Il cartoncino utilizzato mercoledì all'Università

di M.T.

Una giornata che lascia il segno, quella che si è vissuta mercoledì all’università di Perugia, per l’inaugurazione dell’anno accademico. Parte della quale è finita sopra la home page della Corte Costituzionale, raccontando il messaggio che la presidente Silvana Sciarra ha affidato alla comunità accademica.

E’ indubbio che nella giornata che ha visto raccolti 18 rettori degli atenei italiani per l’inaugurazione dell’anno accademico 2023 – 2024 si sono toccati temi alti, sulla Costituzione oggi e sul suo ruolo per il futuro delle nuove generazioni, ma anche sull’Europa e sui conflitti che tengono il mondo con il fiato sospeso.

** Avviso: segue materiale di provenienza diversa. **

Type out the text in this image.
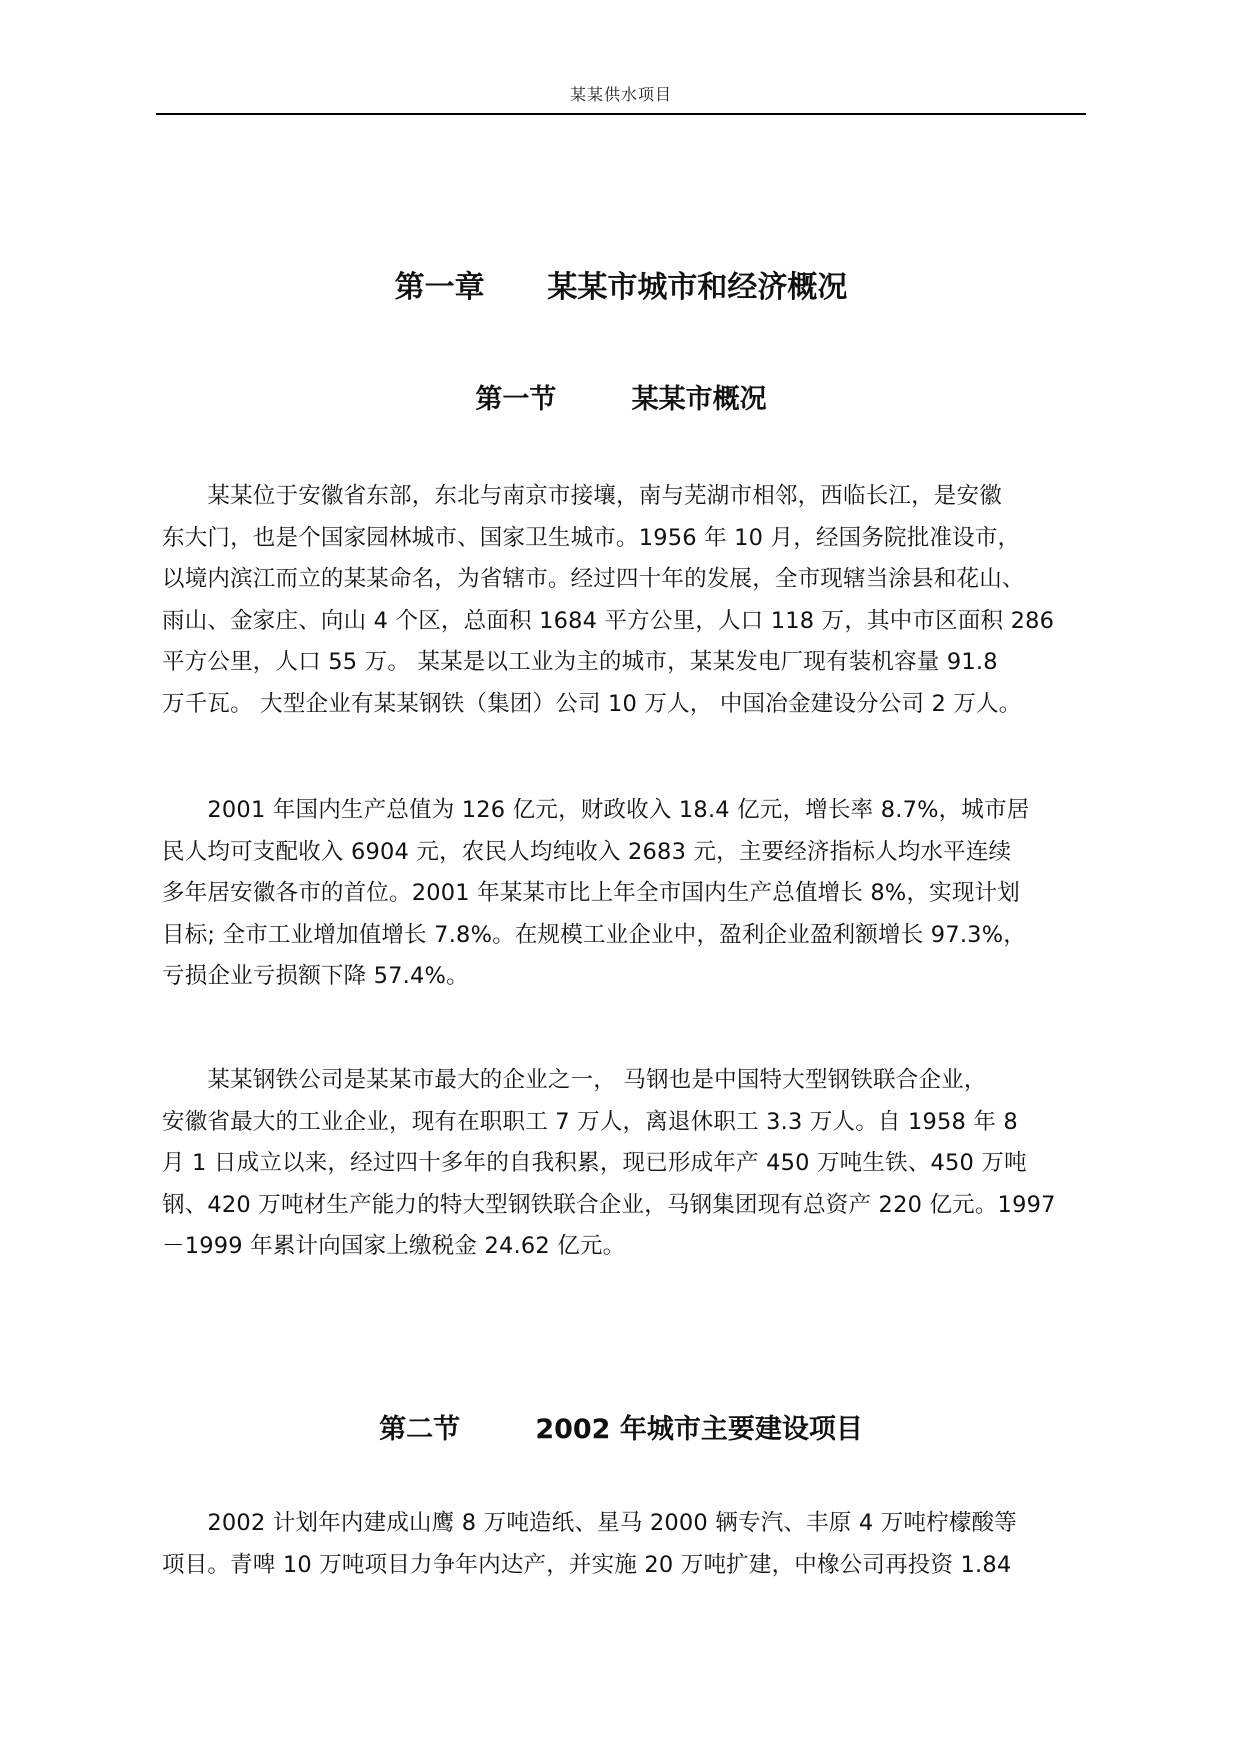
某某供水项目
第一章      某某市城市和经济概况
第一节        某某市概况
　　某某位于安徽省东部，东北与南京市接壤，南与芜湖市相邻，西临长江，是安徽
东大门，也是个国家园林城市、国家卫生城市。1956 年 10 月，经国务院批准设市，
以境内滨江而立的某某命名，为省辖市。经过四十年的发展，全市现辖当涂县和花山、
雨山、金家庄、向山 4 个区，总面积 1684 平方公里，人口 118 万，其中市区面积 286
平方公里，人口 55 万。 某某是以工业为主的城市，某某发电厂现有装机容量 91.8
万千瓦。 大型企业有某某钢铁（集团）公司 10 万人， 中国冶金建设分公司 2 万人。
　　2001 年国内生产总值为 126 亿元，财政收入 18.4 亿元，增长率 8.7%，城市居
民人均可支配收入 6904 元，农民人均纯收入 2683 元，主要经济指标人均水平连续
多年居安徽各市的首位。2001 年某某市比上年全市国内生产总值增长 8%，实现计划
目标; 全市工业增加值增长 7.8%。在规模工业企业中，盈利企业盈利额增长 97.3%，
亏损企业亏损额下降 57.4%。
　　某某钢铁公司是某某市最大的企业之一， 马钢也是中国特大型钢铁联合企业，
安徽省最大的工业企业，现有在职职工 7 万人，离退休职工 3.3 万人。自 1958 年 8
月 1 日成立以来，经过四十多年的自我积累，现已形成年产 450 万吨生铁、450 万吨
钢、420 万吨材生产能力的特大型钢铁联合企业，马钢集团现有总资产 220 亿元。1997
－1999 年累计向国家上缴税金 24.62 亿元。
第二节        2002 年城市主要建设项目
　　2002 计划年内建成山鹰 8 万吨造纸、星马 2000 辆专汽、丰原 4 万吨柠檬酸等
项目。青啤 10 万吨项目力争年内达产，并实施 20 万吨扩建，中橡公司再投资 1.84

Tra queste ‘frequenze’, appare una immagine che ritrae un cartello con scritto ‘riservato student* Unipg’. E’ stato prima fotografato e inviato alle redazioni da ‘Azione Universitaria’. Poi è stato rilanciato da un post del presidente del Consiglio Regionale Marco Squarta.

I primi scrivono: «Rimaniamo sconcertati dal fatto che l’Università degli studi di Perugia utilizzi questo tipo d’ortografia in una cerimonia pubblica e solenne come l’inaugurazione dell’anno accademico. Siamo convinti che l’inclusione di tutti e tutto, come deve essere ed è, si dimostri in altro modo: con progetti concreti e fattivi volti, dove sussista il bisogno, a far capire come non vi sia nulla di sbagliato in nessuno a prescindere da come esso si senta. Queste situazioni sono secondo noi solo spot del politicamente corretto fini a se stessi che hanno il solo intento di mascherare l’assenza di progetti veri! In più l’Accademia della Crusca ha ribadito come l’ asterisco non possa essere utilizzato al posto delle desinenze dotate di valore morfologico. Ci meravigliamo quindi che venga usato nell’aula magna di uno degli atenei più antichi ed importanti d’Italia!».

Il presidente del consiglio regionale Squarta aggiunge: «Senza parole. Student con l’asterisco. Oggi all’inaugurazione dell’anno accademico ho trovato questo. Un asterisco al posto di uomo e donna, di studenti e studentesse. Un segno grafico che elimina ogni specificità. Non so di chi sia stata questa idea bizzarra, ma non la condivido affatto. La lingua italiana usata per diffondere le teorie sul genere e non offendere chi non si sente né uomo né donna. L’Università dovrebbe esaltare le singole specificità dei suoi studenti e delle sue studentesse, perché le persone non sono asterischi».

Contattata l’università sul tema, chi risponde alla chiamata di Umbria24 afferma che «non c’è nessuna intenzione da parte dell’ateneo di entrare in questa polemica». «Sorprende tuttavia – è stato aggiunto – che una figura istituzionale (il riferimento è al presidente Squarta) presente a un appuntamento durante il quale sono stati toccati temi importanti a livelli sicuramente non banali, non abbia avvertito la necessità di pronunciare una sola parola su questioni che interrogano generazioni e l’intero mondo, soffermandosi su un solo aspetto della giornata. Forse non il principale».